Saturday, October 19, 2013

The Morality of Definitions or, Effective? I don't think so

There's a strategy in technical writing that concerns me from a moral point of view: using words of dubious meaning to establish credibility. For instance, I sometimes read documents that urge "efficiency": the ability to get the most bang for your buck.  These writers are often interested in cutting costs and unconcerned with the readers' goals.

The problem is that most readers aren't concerned with efficiency, at least not on its own. Readers are more often concerned about "effectiveness": the ability to get what they want. Saving time, money, or energy (the point of "efficiency") is only interesting if the result is something the reader actually wants. However, I often see writers using "efficiency" as a synonym for "effectiveness" because (a) they figure that readers won't notice the difference and (b) efficiency is assumed to be a good thing so anything that achieves that goal is, obviously, a good thing.

Another strategy is to use words with positive associations but with poorly delineated meanings. Up here in Canada (and many years ago) we had a "Family Values" party whose candidates campaigned in provincial elections. The issue is that I know that my family's values are almost certainly different (in detail or in grand design) from your family's values. Heck, I know that there are tremendous differences in values just within my family. For instance, I think that government-assisted daycare is an excellent way to help support families where both parents work; others feel that both parents shouldn't be working and, as a result, daycare is a bad idea. Without a definition of what "Family Values" actually means, the term is simply designed to attract readers without, necessarily, achieving the goals of anyone but the author.

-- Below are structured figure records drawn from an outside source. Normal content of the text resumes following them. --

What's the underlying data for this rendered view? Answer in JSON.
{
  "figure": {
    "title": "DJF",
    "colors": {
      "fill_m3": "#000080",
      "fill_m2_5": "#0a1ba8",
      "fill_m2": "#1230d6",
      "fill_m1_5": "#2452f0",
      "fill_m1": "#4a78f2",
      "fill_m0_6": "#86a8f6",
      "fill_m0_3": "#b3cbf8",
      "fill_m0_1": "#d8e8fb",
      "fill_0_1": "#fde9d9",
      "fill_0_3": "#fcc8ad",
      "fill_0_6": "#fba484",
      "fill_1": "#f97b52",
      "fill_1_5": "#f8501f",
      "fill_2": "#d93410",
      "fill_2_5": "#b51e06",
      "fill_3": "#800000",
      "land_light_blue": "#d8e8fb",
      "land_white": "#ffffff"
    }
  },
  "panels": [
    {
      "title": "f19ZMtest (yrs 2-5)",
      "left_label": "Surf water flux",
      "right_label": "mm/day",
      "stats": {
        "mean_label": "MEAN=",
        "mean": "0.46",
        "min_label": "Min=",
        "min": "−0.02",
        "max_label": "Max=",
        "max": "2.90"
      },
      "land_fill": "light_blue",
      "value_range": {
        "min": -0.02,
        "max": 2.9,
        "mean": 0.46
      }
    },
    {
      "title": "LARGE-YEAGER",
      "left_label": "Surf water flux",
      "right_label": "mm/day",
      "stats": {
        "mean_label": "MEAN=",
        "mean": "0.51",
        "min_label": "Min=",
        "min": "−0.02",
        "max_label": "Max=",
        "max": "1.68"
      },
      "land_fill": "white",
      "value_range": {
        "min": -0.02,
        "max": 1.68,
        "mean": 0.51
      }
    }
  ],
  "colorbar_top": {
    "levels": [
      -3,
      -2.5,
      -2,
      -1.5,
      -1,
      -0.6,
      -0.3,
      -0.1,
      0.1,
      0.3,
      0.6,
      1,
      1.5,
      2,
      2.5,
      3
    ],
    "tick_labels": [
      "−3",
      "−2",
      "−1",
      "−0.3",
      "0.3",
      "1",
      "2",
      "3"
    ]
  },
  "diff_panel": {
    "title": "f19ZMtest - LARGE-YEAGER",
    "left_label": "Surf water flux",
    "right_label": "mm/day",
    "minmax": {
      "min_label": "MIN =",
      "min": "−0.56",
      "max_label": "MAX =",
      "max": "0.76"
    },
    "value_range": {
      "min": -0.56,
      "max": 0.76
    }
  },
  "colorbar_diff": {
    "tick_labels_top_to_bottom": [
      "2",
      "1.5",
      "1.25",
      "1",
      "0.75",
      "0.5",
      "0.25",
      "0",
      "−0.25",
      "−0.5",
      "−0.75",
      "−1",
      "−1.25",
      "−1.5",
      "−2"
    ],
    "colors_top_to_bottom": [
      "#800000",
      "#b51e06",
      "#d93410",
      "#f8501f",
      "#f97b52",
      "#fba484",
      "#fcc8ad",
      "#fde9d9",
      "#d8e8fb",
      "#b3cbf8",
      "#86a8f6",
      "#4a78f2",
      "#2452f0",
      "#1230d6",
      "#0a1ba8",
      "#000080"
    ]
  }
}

"Effective" is another word that sounds so very good but without a precise definition means anything the reader cares to read into it. I'm reminded of this every time I teach my technical writing course, I tell participants that the course will help them create "effective" documents. I then ask participants what "effective" means and get a list of what are usually regarded as good things in technical writing: concise, clear, etc. For me, however, an "effective technical document" means just two things:

  • It actually gets read by the people it's intended for
  • It makes a difference in its reader's lives

Same word, two different meanings. Interestingly, I think the class' participants are actually more interested in learning how achieve my definition. However, if we taught the participants' definition, we could probably send the participants home happy--we'd have a credible course. But we could do that without ever achieving what should be the real definition of effective.